Los pezones han salido a la calle para reivindicar su sitio, su libertad y su naturalidad. Mientras que los hombres los lucen con total normalidad y no sienten la censura sobre sus apéndices yermos, los nuestros, los que sirven de sustento a nuestras crías y alimentan sus deseos más oscuros, son censurados en redes sociales y televisiones. Algo tan inocente como la forma en la que los arruga el frío provoca sensaciones distintas entre ambos sexos y aunque en Ibiza vemos cómo muchos entran en tiendas, transporte público o pasean sin camiseta por nuestras calles luciendo sus protuberancias al sol, nosotras estaríamos faltando al decoro y provocando su lujuria en el caso de hacer lo mismo. No hablamos ahora de educación, ni de normas de corrección tácitas, ni de si una ministra debe prescindir o no de sujetador en un acto público permitiendo entrever sus afilados salientes bajo el jersey, sino de que ese hecho provoque más artículos que sus palabras o hechos.
Los sujetadores son instrumentos de tortura, y quien me niegue que lo primero que hace al llegar a casa es deshacerse de tacones, fajas y corsés con la rapidez de un ninja es que tiene tan interiorizado el uso de estas prendas compresoras que ya ni siente ni padece. Si bien es cierto que muchos de estos elementos son hoy más cómodos y menos hirientes que hace tan solo unas décadas, la verdad es que en nuestro día a día nosotras, las mujeres occidentales, las del primer mundo, nosotras, las que somos iguales a los hombres y tenemos los mismos derechos y deberes, sentimos todavía el yugo de la presión de milenios de sometimiento en cada zancada. Somos también conscientes de la suerte que tenemos y de que en otros rincones del globo terráqueo nuestras contemporáneas son maltratadas de forma sistemática por costumbre, imposición social e, incluso, por ley.
En países como Camerún las niñas son golpeadas en los senos al comienzo de su desarrollo con piedras calientes para planchárselos y evitar así que inciten a los varones e inicien precozmente su vida sexual. Naciones Unidas lo ha calificado como una de las cinco violencias contra la mujer menos documentadas del mundo y sus informes indican que cerca de 3,8 millones de adolescentes africanas han sufrido esta práctica. Estirar sus cuellos con collares que deforman su estructura ósea en Birmania, reducir el tamaño de sus pies con dolorosos vendajes en China, engordarlas en Mauritania hasta deformar sus cuerpos, lapidarlas, golpearlas, cubrirlas y despojarlas de todos sus derechos en Nigeria, Somalia, Indonesia e Irán o mutilar sus genitales, son algunas de las prácticas que todavía hoy se realizan a diario a niñas y mujeres de todas las edades.
Por eso, que Ione Belarra luzca sus pezones en un cariñoso abrazo con su homóloga Irene Montero, no me produce más reparo que la falta de coherencia de sus palabras.
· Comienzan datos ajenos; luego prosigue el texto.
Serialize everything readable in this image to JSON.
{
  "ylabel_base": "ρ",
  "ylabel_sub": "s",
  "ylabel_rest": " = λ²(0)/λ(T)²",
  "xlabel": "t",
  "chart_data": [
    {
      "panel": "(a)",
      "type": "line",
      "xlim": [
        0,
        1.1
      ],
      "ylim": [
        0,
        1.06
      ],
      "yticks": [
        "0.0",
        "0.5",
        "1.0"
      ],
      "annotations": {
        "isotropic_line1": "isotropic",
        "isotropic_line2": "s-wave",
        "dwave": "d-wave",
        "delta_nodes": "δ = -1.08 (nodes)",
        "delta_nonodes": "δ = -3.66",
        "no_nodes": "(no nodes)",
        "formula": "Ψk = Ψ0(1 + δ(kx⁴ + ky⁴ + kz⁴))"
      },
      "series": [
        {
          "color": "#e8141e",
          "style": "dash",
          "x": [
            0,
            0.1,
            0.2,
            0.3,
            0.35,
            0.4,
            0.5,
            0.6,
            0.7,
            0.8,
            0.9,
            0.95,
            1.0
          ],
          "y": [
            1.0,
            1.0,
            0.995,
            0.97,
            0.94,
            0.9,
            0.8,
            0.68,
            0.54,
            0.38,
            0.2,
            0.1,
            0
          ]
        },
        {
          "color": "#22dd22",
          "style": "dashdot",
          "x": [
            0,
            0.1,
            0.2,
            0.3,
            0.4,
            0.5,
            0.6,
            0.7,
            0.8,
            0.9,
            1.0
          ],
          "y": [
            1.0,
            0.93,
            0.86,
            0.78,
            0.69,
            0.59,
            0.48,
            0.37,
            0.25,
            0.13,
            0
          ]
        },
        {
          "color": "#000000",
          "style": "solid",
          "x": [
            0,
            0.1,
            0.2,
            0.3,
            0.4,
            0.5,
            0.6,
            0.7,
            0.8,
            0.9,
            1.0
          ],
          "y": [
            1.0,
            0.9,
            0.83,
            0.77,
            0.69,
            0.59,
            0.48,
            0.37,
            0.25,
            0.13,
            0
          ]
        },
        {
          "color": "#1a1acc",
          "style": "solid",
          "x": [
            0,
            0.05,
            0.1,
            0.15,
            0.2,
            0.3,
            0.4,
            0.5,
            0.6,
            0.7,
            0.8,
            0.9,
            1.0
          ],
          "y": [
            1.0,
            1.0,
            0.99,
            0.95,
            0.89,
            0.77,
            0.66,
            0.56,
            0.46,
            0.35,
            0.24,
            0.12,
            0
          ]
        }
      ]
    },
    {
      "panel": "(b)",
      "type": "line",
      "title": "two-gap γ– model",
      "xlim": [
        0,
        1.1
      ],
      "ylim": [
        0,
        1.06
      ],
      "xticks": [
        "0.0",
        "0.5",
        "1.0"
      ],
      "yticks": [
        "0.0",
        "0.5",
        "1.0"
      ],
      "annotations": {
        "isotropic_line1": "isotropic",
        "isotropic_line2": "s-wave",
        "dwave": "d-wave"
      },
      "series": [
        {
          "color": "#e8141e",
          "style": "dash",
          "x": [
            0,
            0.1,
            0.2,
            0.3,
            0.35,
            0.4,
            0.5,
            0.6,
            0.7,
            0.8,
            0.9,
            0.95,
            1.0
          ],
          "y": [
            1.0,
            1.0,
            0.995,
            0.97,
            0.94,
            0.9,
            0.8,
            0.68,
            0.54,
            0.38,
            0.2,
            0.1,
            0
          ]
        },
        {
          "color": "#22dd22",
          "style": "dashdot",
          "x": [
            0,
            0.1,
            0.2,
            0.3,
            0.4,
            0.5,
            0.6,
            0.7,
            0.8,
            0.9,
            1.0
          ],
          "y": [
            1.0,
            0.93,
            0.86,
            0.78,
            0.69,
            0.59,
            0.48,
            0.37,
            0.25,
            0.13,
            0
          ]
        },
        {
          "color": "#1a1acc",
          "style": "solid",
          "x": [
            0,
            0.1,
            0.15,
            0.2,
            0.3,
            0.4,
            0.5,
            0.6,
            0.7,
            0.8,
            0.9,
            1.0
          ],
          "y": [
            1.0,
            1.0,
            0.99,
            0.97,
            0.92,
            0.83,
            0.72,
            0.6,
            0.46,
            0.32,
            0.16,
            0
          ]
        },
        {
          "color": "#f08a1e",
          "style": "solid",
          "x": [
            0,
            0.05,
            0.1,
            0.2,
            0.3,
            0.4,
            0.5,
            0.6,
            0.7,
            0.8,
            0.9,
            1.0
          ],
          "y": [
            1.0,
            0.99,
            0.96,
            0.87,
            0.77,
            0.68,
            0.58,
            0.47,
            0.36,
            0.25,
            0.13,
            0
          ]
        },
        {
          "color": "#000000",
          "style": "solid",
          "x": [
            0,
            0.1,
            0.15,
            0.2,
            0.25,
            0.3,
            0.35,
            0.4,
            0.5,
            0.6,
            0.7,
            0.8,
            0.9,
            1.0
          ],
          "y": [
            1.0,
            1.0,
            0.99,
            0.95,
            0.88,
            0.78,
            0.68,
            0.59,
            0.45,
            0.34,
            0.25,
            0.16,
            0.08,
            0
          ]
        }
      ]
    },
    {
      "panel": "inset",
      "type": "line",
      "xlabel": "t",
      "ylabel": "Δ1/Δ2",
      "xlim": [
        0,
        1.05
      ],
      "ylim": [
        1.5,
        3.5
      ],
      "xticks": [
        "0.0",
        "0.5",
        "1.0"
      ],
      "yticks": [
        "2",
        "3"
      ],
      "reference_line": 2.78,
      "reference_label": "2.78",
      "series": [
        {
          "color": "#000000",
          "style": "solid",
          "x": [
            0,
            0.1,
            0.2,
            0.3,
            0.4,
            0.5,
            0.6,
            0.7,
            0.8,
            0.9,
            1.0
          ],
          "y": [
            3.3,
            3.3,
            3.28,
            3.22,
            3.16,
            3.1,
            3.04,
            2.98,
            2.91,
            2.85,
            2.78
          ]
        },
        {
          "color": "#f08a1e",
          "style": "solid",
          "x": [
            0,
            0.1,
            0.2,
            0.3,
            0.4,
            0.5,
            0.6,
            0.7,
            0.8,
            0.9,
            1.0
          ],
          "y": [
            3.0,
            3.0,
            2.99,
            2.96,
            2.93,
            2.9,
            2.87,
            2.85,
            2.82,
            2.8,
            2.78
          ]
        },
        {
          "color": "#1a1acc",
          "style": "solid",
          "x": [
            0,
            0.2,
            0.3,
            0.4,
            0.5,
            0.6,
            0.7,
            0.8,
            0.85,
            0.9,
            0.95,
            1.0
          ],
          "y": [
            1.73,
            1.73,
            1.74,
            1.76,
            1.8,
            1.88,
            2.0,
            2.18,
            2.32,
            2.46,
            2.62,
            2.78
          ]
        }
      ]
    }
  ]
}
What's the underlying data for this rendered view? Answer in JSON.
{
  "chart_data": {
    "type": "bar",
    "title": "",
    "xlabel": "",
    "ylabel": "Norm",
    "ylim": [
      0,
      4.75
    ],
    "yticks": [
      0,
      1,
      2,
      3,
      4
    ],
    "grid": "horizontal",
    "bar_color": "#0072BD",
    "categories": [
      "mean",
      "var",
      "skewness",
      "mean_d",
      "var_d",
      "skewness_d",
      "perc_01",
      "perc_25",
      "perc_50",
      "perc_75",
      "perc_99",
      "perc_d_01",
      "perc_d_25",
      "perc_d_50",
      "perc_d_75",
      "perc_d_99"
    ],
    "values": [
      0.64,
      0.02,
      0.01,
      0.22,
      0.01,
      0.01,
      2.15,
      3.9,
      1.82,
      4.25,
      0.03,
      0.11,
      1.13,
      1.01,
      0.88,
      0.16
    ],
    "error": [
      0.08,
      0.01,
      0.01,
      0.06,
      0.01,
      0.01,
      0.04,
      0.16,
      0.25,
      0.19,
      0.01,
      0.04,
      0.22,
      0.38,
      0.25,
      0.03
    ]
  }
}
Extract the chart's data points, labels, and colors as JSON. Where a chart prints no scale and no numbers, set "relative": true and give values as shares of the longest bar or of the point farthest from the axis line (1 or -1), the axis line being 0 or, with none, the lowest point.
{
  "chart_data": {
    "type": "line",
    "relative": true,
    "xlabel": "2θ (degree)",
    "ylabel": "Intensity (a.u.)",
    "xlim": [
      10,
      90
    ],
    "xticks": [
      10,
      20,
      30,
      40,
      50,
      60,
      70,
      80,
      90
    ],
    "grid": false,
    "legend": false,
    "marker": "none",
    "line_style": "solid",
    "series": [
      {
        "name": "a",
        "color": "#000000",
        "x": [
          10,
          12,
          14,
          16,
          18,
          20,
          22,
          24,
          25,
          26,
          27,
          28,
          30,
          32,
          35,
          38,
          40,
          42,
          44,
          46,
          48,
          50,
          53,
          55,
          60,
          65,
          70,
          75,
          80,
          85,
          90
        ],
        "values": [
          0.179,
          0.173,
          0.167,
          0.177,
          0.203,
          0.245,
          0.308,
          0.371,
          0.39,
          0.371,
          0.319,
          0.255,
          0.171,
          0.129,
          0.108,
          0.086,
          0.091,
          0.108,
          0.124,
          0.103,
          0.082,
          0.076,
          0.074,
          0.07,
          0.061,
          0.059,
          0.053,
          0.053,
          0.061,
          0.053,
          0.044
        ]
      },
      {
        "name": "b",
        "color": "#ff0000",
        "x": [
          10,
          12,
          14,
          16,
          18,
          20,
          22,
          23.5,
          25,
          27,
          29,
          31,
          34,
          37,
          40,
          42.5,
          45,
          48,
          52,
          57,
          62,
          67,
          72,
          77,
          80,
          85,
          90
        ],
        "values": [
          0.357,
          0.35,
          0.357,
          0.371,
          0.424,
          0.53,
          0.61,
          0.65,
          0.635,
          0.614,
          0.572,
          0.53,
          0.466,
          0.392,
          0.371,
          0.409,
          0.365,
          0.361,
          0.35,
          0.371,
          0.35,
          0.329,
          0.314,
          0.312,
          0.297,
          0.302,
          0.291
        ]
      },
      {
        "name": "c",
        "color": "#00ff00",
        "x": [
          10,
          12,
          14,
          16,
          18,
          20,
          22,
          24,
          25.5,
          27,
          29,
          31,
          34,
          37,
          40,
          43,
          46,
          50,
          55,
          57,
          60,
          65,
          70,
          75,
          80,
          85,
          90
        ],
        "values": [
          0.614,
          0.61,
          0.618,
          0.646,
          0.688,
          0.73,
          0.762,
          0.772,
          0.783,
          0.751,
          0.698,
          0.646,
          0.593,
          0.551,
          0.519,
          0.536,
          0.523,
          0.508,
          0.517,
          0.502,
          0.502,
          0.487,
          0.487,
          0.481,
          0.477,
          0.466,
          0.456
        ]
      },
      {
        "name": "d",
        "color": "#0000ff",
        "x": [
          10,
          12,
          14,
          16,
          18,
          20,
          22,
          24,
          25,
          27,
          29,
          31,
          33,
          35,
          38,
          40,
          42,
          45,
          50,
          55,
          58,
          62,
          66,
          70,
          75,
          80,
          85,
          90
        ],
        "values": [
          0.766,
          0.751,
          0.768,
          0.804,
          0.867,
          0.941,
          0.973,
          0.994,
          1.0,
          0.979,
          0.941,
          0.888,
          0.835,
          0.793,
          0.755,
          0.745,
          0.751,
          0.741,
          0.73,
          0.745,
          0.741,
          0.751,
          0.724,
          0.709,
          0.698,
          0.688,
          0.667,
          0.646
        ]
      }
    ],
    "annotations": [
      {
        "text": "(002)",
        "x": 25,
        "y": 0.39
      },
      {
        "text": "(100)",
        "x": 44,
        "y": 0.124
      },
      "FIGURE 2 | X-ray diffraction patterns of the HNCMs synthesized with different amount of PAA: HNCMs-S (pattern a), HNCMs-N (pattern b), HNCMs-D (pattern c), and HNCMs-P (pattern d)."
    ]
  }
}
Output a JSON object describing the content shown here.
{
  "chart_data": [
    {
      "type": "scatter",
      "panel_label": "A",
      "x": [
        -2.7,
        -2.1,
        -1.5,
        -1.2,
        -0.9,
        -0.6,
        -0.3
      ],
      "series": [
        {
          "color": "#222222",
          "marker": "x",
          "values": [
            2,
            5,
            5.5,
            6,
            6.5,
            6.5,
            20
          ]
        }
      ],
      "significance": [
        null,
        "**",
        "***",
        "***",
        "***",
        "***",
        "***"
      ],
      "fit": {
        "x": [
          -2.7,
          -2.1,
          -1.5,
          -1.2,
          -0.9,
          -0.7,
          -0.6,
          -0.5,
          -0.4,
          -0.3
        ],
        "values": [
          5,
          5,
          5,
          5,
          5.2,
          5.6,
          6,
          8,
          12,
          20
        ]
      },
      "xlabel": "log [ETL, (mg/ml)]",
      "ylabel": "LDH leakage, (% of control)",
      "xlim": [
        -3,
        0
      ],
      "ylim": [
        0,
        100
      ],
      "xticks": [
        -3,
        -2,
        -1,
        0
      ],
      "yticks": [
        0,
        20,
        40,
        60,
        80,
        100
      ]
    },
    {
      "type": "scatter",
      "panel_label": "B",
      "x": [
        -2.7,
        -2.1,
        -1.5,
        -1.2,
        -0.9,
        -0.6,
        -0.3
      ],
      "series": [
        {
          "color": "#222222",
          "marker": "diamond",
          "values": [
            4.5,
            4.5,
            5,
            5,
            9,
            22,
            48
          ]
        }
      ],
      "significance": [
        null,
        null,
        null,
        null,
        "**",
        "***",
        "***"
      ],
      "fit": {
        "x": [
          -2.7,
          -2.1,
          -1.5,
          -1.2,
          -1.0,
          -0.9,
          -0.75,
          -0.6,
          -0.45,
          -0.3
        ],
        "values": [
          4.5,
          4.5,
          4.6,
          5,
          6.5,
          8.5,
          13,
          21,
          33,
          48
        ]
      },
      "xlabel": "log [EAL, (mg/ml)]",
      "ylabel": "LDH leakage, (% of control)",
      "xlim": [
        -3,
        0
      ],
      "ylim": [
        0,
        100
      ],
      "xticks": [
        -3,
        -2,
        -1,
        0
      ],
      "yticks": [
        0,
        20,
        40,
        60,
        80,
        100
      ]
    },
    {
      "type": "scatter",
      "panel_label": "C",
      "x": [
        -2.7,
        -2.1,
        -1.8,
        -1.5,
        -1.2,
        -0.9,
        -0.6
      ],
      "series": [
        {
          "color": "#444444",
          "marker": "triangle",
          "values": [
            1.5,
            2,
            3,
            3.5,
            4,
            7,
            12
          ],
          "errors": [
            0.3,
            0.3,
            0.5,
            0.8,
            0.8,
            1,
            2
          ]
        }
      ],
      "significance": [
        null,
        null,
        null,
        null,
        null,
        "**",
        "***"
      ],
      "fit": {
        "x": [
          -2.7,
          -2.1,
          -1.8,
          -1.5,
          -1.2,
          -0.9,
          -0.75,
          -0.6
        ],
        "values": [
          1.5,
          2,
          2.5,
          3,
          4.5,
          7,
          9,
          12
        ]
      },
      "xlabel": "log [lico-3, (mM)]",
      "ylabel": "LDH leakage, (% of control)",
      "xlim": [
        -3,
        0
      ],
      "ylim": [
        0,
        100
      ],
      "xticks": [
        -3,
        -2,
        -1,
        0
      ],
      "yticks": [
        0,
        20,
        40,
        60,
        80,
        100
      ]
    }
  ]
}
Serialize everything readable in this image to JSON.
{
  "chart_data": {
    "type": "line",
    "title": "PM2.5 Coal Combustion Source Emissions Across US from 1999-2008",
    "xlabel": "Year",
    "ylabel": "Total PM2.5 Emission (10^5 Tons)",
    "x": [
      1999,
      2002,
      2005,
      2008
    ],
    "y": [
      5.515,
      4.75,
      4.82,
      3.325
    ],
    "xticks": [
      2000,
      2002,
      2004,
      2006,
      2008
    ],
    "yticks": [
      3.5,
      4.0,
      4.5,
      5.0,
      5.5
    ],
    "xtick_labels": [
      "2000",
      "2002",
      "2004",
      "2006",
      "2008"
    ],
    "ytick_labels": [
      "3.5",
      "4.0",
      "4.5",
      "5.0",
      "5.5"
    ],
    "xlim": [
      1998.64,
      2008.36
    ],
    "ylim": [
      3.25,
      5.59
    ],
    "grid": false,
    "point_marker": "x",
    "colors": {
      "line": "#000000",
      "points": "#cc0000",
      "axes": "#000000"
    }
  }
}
Me rechina más su desconocimiento de la ortografía en sus tweets o su falta de bagaje y de conocimientos para ocupar un puesto como el que ostenta, por designación directa y sin haber sido votada ni haber obtenido su puesto por ningún mérito. Su falta de humildad, su incapacidad para negociar, para buscar el bien común, el de los votantes de su partido, pero también el de quienes no comulgamos con su credo, su torpeza para pedir perdón, para rectificar y para escuchar o su inhabilidad para dejar de sesgar entre feministas de primera y de segunda, según sus propias reglas, me roza mucho más que lo hirsuto de sus glándulas mamarias. Al final nuestros pechos no son más que una parte natural de nuestro cuerpo, y que una ministra no respete el protocolo y el buen gusto que se presumen en su cargo, me afecta menos que sentirme gobernada por niños de colegio.
Por cierto, en la mayoría de las tribus las mujeres solo se cubrían los genitales, del mismo modo que los hombres, y han sido históricamente ellos quienes les han dado más importancia de la que tienen. Enseñen si quieren sus pezones, señoras, que para eso son suyos y solamente suyos, pero levanten otras banderas que tengan más valor y significado.